论文标题
搜索新物理时的极端数据压缩
Extreme data compression while searching for new physics
论文作者
论文摘要
将高维数据集带入科学准备就绪的形状是一个巨大的挑战,通常需要数据压缩。因此,压缩已成为当代宇宙学的关键考虑,影响公共数据发布,并重新搜索新物理学。但是,针对特定模型优化的数据压缩可以抑制新物理的迹象,甚至可以完全删除它们。因此,我们提供了一种解决新物理\ emph {期间}数据压缩的解决方案。特别是,我们存储其他不可知论的压缩数据点,以稍后的日期选择非标准物理的精确约束。我们的过程基于摩托车算法的最大压缩,该算法最佳地过滤了基线模型的数据。我们基于广义主成分分析选择其他过滤器,这些过滤器是仔细构造的,以高精度和速度搜索新物理。我们将增强的过滤器集称为拖把PC。它们可以对贝叶斯证据进行分析计算,这些证据可能表明新物理学的存在,并在采用特定的非标准理论时对最佳拟合参数的快速分析估计,而无需进一步昂贵的MCMC分析。由于可能存在大量的非标准理论,因此该方法的速度变得必不可少。如果找不到新物理学,那么我们的方法保留了标准参数的精度。结果,我们实现了标准物理和非标准物理学的非常快速,最高精确的限制,该技术可以很好地扩展到大维数据集。

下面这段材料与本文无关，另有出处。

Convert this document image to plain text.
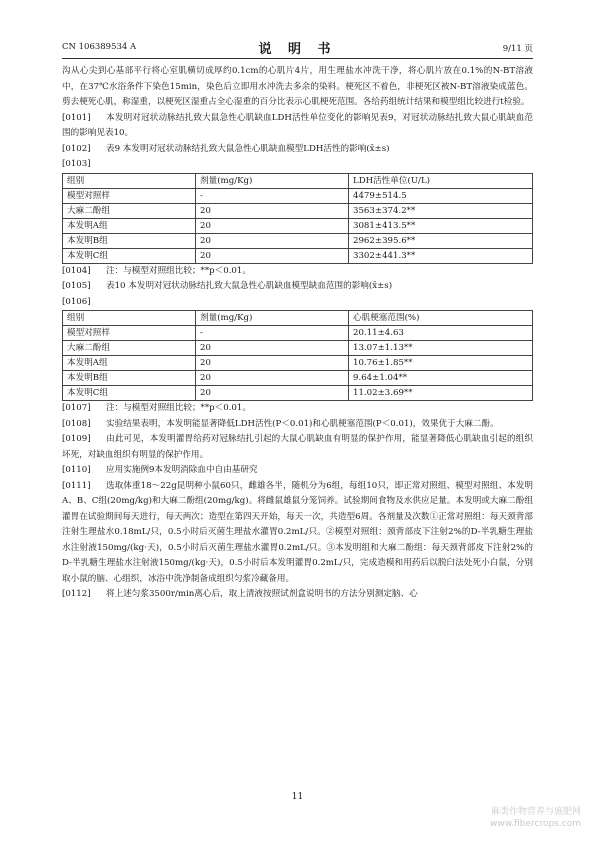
CN 106389534 A	说 明 书	9/11 页

沟从心尖到心基部平行将心室肌横切成厚约0.1cm的心肌片4片，用生理盐水冲洗干净，将心肌片放在0.1%的N-BT溶液中，在37℃水浴条件下染色15min，染色后立即用水冲洗去多余的染料。梗死区不着色，非梗死区被N-BT溶液染成蓝色。剪去梗死心肌，称湿重，以梗死区湿重占全心湿重的百分比表示心肌梗死范围。各给药组统计结果和模型组比较进行t检验。

[0101] 本发明对冠状动脉结扎致大鼠急性心肌缺血LDH活性单位变化的影响见表9，对冠状动脉结扎致大鼠心肌缺血范围的影响见表10。

[0102] 表9 本发明对冠状动脉结扎致大鼠急性心肌缺血模型LDH活性的影响(x̄±s)

[0103]

组别	剂量(mg/Kg)	LDH活性单位(U/L)
模型对照样	-	4479±514.5
大麻二酚组	20	3563±374.2**
本发明A组	20	3081±413.5**
本发明B组	20	2962±395.6**
本发明C组	20	3302±441.3**

[0104] 注：与模型对照组比较；**p＜0.01。

[0105] 表10 本发明对冠状动脉结扎致大鼠急性心肌缺血模型缺血范围的影响(x̄±s)

[0106]

组别	剂量(mg/Kg)	心肌梗塞范围(%)
模型对照样	-	20.11±4.63
大麻二酚组	20	13.07±1.13**
本发明A组	20	10.76±1.85**
本发明B组	20	9.64±1.04**
本发明C组	20	11.02±3.69**

[0107] 注：与模型对照组比较；**p＜0.01。

[0108] 实验结果表明，本发明能显著降低LDH活性(P＜0.01)和心肌梗塞范围(P＜0.01)，效果优于大麻二酚。

[0109] 由此可见，本发明灌胃给药对冠脉结扎引起的大鼠心肌缺血有明显的保护作用，能显著降低心肌缺血引起的组织坏死，对缺血组织有明显的保护作用。

[0110] 应用实施例9本发明消除血中自由基研究

[0111] 选取体重18～22g昆明种小鼠60只，雌雄各半，随机分为6组，每组10只，即正常对照组、模型对照组、本发明A、B、C组(20mg/kg)和大麻二酚组(20mg/kg)。将雌鼠雄鼠分笼饲养。试验期间食物及水供应足量。本发明或大麻二酚组灌胃在试验期间每天进行，每天两次；造型在第四天开始，每天一次，共造型6周。各剂量及次数①正常对照组：每天颈背部注射生理盐水0.18mL/只，0.5小时后灭菌生理盐水灌胃0.2mL/只。②模型对照组：颈背部皮下注射2%的D-半乳糖生理盐水注射液150mg/(kg·天)，0.5小时后灭菌生理盐水灌胃0.2mL/只。③本发明组和大麻二酚组：每天颈背部皮下注射2%的D-半乳糖生理盐水注射液150mg/(kg·天)，0.5小时后本发明灌胃0.2mL/只，完成造模和用药后以脱臼法处死小白鼠，分别取小鼠的脑、心组织，冰浴中洗净制备成组织匀浆冷藏备用。

[0112] 将上述匀浆3500r/min离心后，取上清液按照试剂盒说明书的方法分别测定脑、心

11
麻类作物营养与施肥网
www.fibercrops.com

Bringing a high-dimensional dataset into science-ready shape is a formidable challenge that often necessitates data compression. Compression has accordingly become a key consideration for contemporary cosmology, affecting public data releases, and reanalyses searching for new physics. However, data compression optimized for a particular model can suppress signs of new physics, or even remove them altogether. We therefore provide a solution for exploring new physics \emph{during} data compression. In particular, we store additional agnostic compressed data points, selected to enable precise constraints of non-standard physics at a later date. Our procedure is based on the maximal compression of the MOPED algorithm, which optimally filters the data with respect to a baseline model. We select additional filters, based on a generalised principal component analysis, which are carefully constructed to scout for new physics at high precision and speed. We refer to the augmented set of filters as MOPED-PC. They enable an analytic computation of Bayesian evidences that may indicate the presence of new physics, and fast analytic estimates of best-fitting parameters when adopting a specific non-standard theory, without further expensive MCMC analysis. As there may be large numbers of non-standard theories, the speed of the method becomes essential. Should no new physics be found, then our approach preserves the precision of the standard parameters. As a result, we achieve very rapid and maximally precise constraints of standard and non-standard physics, with a technique that scales well to large dimensional datasets.